Rebecca, my occupational therapist, works with me to improve and/or maintain the skills I need to function regularly everyday and as such, the care of the left arm and hand fall into the OT range. I don’t know that I really ever explained what has happened to my left arm…just like my left leg, it is spastic. The muscles used to open my left hand are tight and tense, hence the reason it always curls up and constantly looks like I’m forming a fist (the good news here is that it doesn’t lock up like that; it’s very pliant and I can manipulate it if I want). The same stands true for the muscles along the outer arm so the arm is hardly ever really straight and if I’m not focusing on it at all (or not holding the walker), it is almost always completely bent. Besides the normal exercises of moving something from one place to the next, which is so extremely frustrating when u have a “pok hand”, I have used the Functional Electrical Stimulation Bicycle. The bike works similarly to my bionic foot by stimulating the nerves in my hand and arm to encourage them to function normally. Rebecca placed electrodes on my wrists, forearms, biceps, triceps and the back of my shoulder blades, strapped my hand in place and as the bike started moving so did I to power it thru (pedalling with the left arm). I’m sure that I would not have lasted as long as I did without the stimulation and my movements would not have been as fluid.

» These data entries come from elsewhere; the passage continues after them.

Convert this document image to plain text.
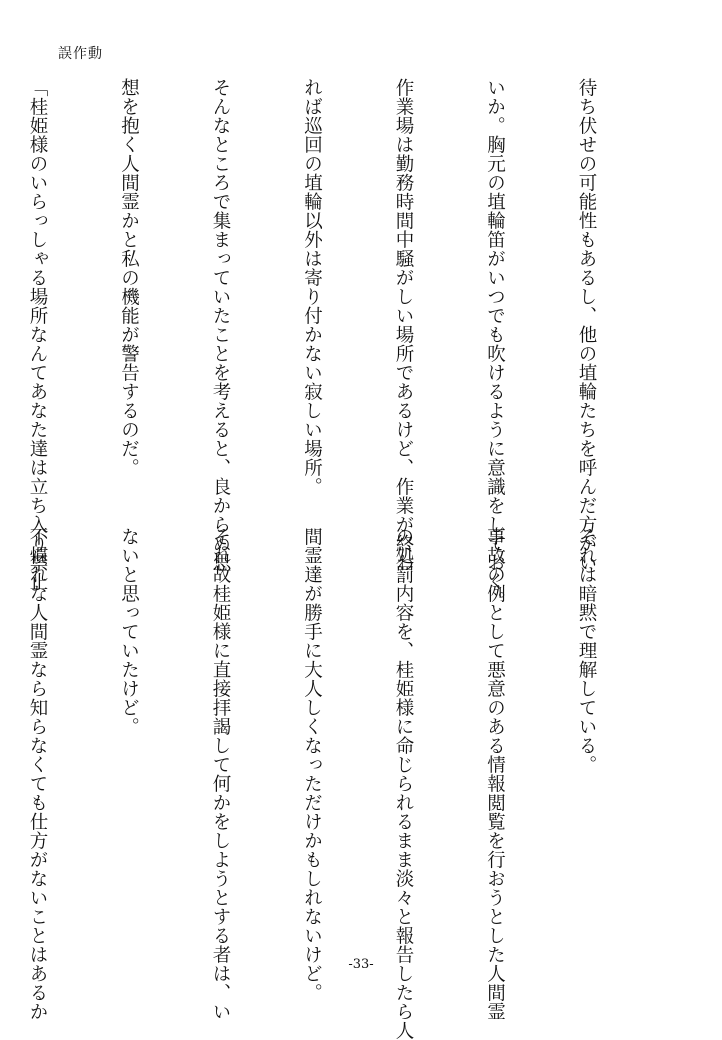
誤作動

待ち伏せの可能性もあるし、他の埴輪たちを呼んだ方がい

いか。胸元の埴輪笛がいつでも吹けるように意識をしておく。

作業場は勤務時間中騒がしい場所であるけど、作業が終わ

れば巡回の埴輪以外は寄り付かない寂しい場所。

そんなところで集まっていたことを考えると、良からぬ思

想を抱く人間霊かと私の機能が警告するのだ。

「桂姫様のいらっしゃる場所なんてあなた達は立ち入り禁止

それは暗黙で理解している。

事故の例として悪意のある情報閲覧を行おうとした人間霊

の処罰内容を、桂姫様に命じられるまま淡々と報告したら人

間霊達が勝手に大人しくなっただけかもしれないけど。

それ故桂姫様に直接拝謁して何かをしようとする者は、い

ないと思っていたけど。

不慣れな人間霊なら知らなくても仕方がないことはあるか

	-33-
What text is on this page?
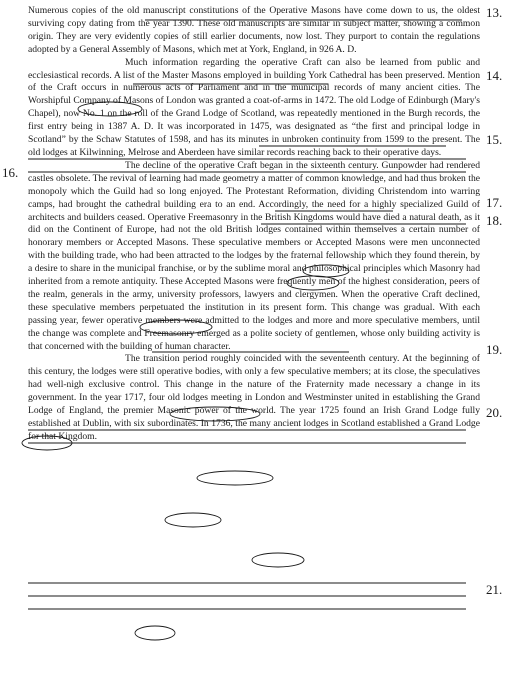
Numerous copies of the old manuscript constitutions of the Operative Masons have come down to us, the oldest surviving copy dating from the year 1390. These old manuscripts are similar in subject matter, showing a common origin. They are very evidently copies of still earlier documents, now lost. They purport to contain the regulations adopted by a General Assembly of Masons, which met at York, England, in 926 A. D.

Much information regarding the operative Craft can also be learned from public and ecclesiastical records. A list of the Master Masons employed in building York Cathedral has been preserved. Mention of the Craft occurs in numerous acts of Parliament and in the municipal records of many ancient cities. The Worshipful Company of Masons of London was granted a coat-of-arms in 1472. The old Lodge of Edinburgh (Mary's Chapel), now No. 1 on the roll of the Grand Lodge of Scotland, was repeatedly mentioned in the Burgh records, the first entry being in 1387 A. D. It was incorporated in 1475, was designated as “the first and principal lodge in Scotland” by the Schaw Statutes of 1598, and has its minutes in unbroken continuity from 1599 to the present. The old lodges at Kilwinning, Melrose and Aberdeen have similar records reaching back to their operative days.

The decline of the operative Craft began in the sixteenth century. Gunpowder had rendered castles obsolete. The revival of learning had made geometry a matter of common knowledge, and had thus broken the monopoly which the Guild had so long enjoyed. The Protestant Reformation, dividing Christendom into warring camps, had brought the cathedral building era to an end. Accordingly, the need for a highly specialized Guild of architects and builders ceased. Operative Freemasonry in the British Kingdoms would have died a natural death, as it did on the Continent of Europe, had not the old British lodges contained within themselves a certain number of honorary members or Accepted Masons. These speculative members or Accepted Masons were men unconnected with the building trade, who had been attracted to the lodges by the fraternal fellowship which they found therein, by a desire to share in the municipal franchise, or by the sublime moral and philosophical principles which Masonry had inherited from a remote antiquity. These Accepted Masons were frequently men of the highest consideration, peers of the realm, generals in the army, university professors, lawyers and clergymen. When the operative Craft declined, these speculative members perpetuated the institution in its present form. This change was gradual. With each passing year, fewer operative members were admitted to the lodges and more and more speculative members, until the change was complete and Freemasonry emerged as a polite society of gentlemen, whose only building activity is that concerned with the building of human character.

The transition period roughly coincided with the seventeenth century. At the beginning of this century, the lodges were still operative bodies, with only a few speculative members; at its close, the speculatives had well-nigh exclusive control. This change in the nature of the Fraternity made necessary a change in its government. In the year 1717, four old lodges meeting in London and Westminster united in establishing the Grand Lodge of England, the premier Masonic power of the world. The year 1725 found an Irish Grand Lodge fully established at Dublin, with six subordinates. In 1736, the many ancient lodges in Scotland established a Grand Lodge for that Kingdom.

13.
14.
15.
16.
17.
18.
19.
20.
21.
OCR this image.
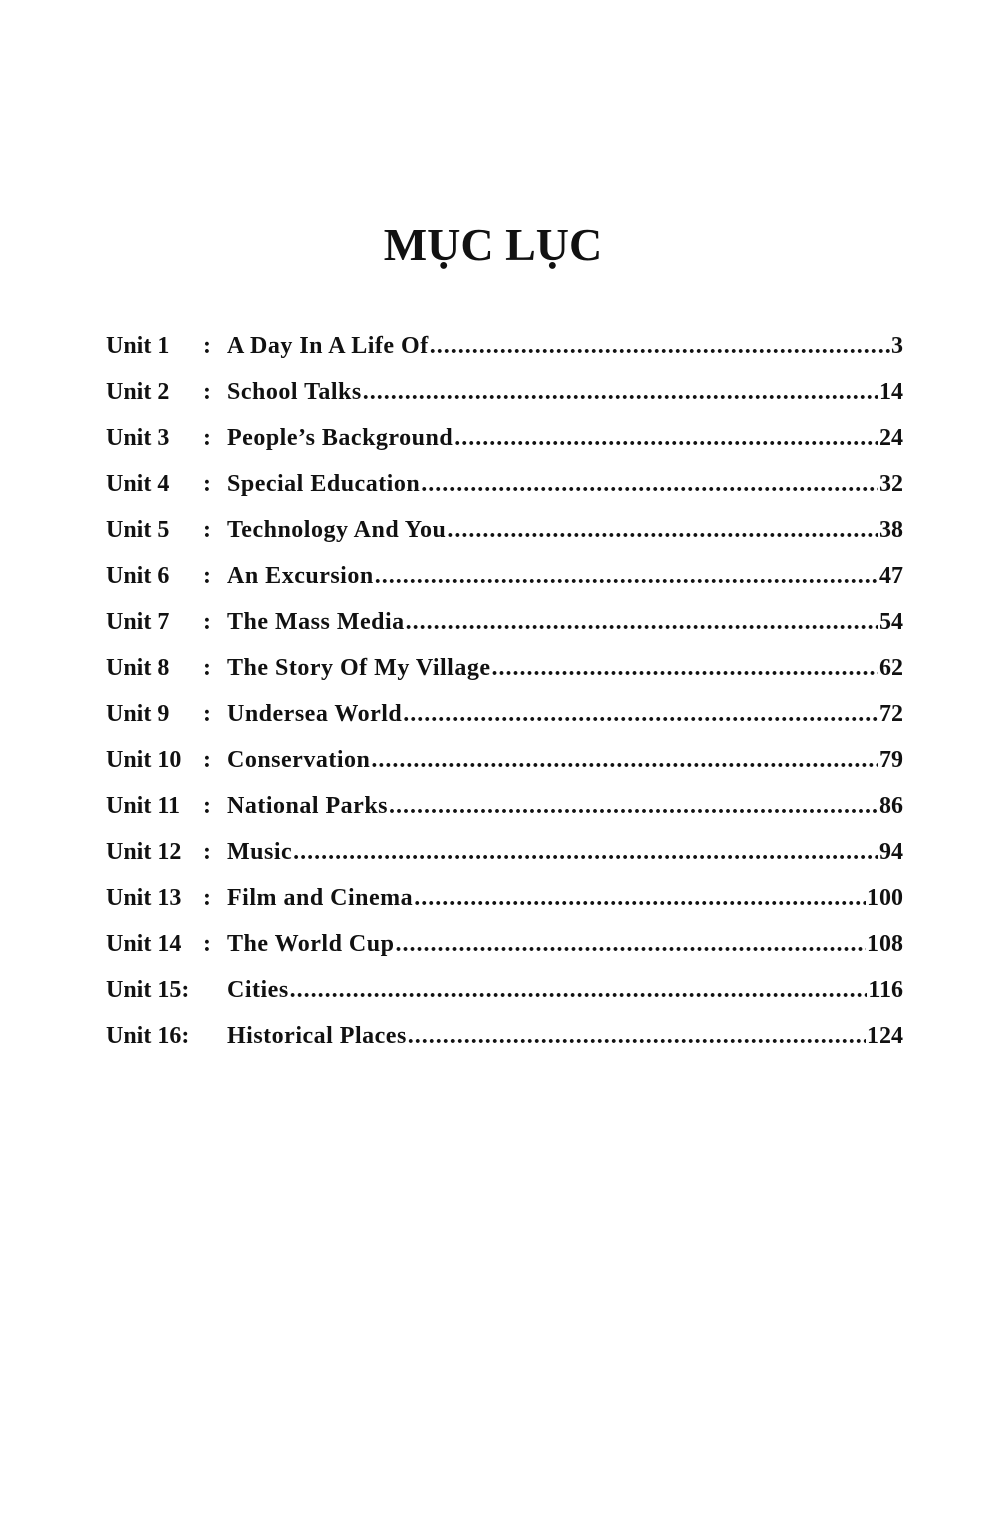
MỤC LỤC
Unit 1	: A Day In A Life Of .....	3
Unit 2	: School Talks .....	14
Unit 3	: People’s Background .....	24
Unit 4	: Special Education .....	32
Unit 5	: Technology And You .....	38
Unit 6	: An Excursion .....	47
Unit 7	: The Mass Media .....	54
Unit 8	: The Story Of My Village .....	62
Unit 9	: Undersea World .....	72
Unit 10 : Conservation .....	79
Unit 11 : National Parks .....	86
Unit 12 : Music .....	94
Unit 13 : Film and Cinema .....	100
Unit 14 : The World Cup .....	108
Unit 15:	Cities .....	116
Unit 16:	Historical Places .....	124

Shepherd Center offers membership in an MS Wellness program where one can go use the facility and all the equipment on a regular basis and I sure wish I can join to take advantage of everything they have to offer consistently but alas, it’s only available and staffed M-F 8-5, so while I may be able to make it work, it’ll take a Herculean effort of coordination etc to do so.

see my arm strapped in there
it’s in motion here

here’s a short clip of it in action:

IMG_4262

the other piece of equipment that I used (and already told u about) is the Bertec Balance Plate. I stand in front of an open dome if u will on a platform that has sensors to pick up how I’m standing to measure how balanced I am. Additionally, the inside of the dome is a screen on which moving lines, moving circles etc can be displayed. Is my weight distributed evenly between both legs? When the platform moves, how do I react to get back in balance? When the display changes, do I lose my balance and how quickly do I regain it? You get the picture…some of the exercises were easy enough to do and then there was this one below…lol. In the grand scheme of things, I didn’t do so terribly badly but  multitasking is when I tend to lose “form” and my reaction to things getting out of whack needs some work (it cemented one thing that I tell people all the time – I shouldn’t laugh and walk at the same time).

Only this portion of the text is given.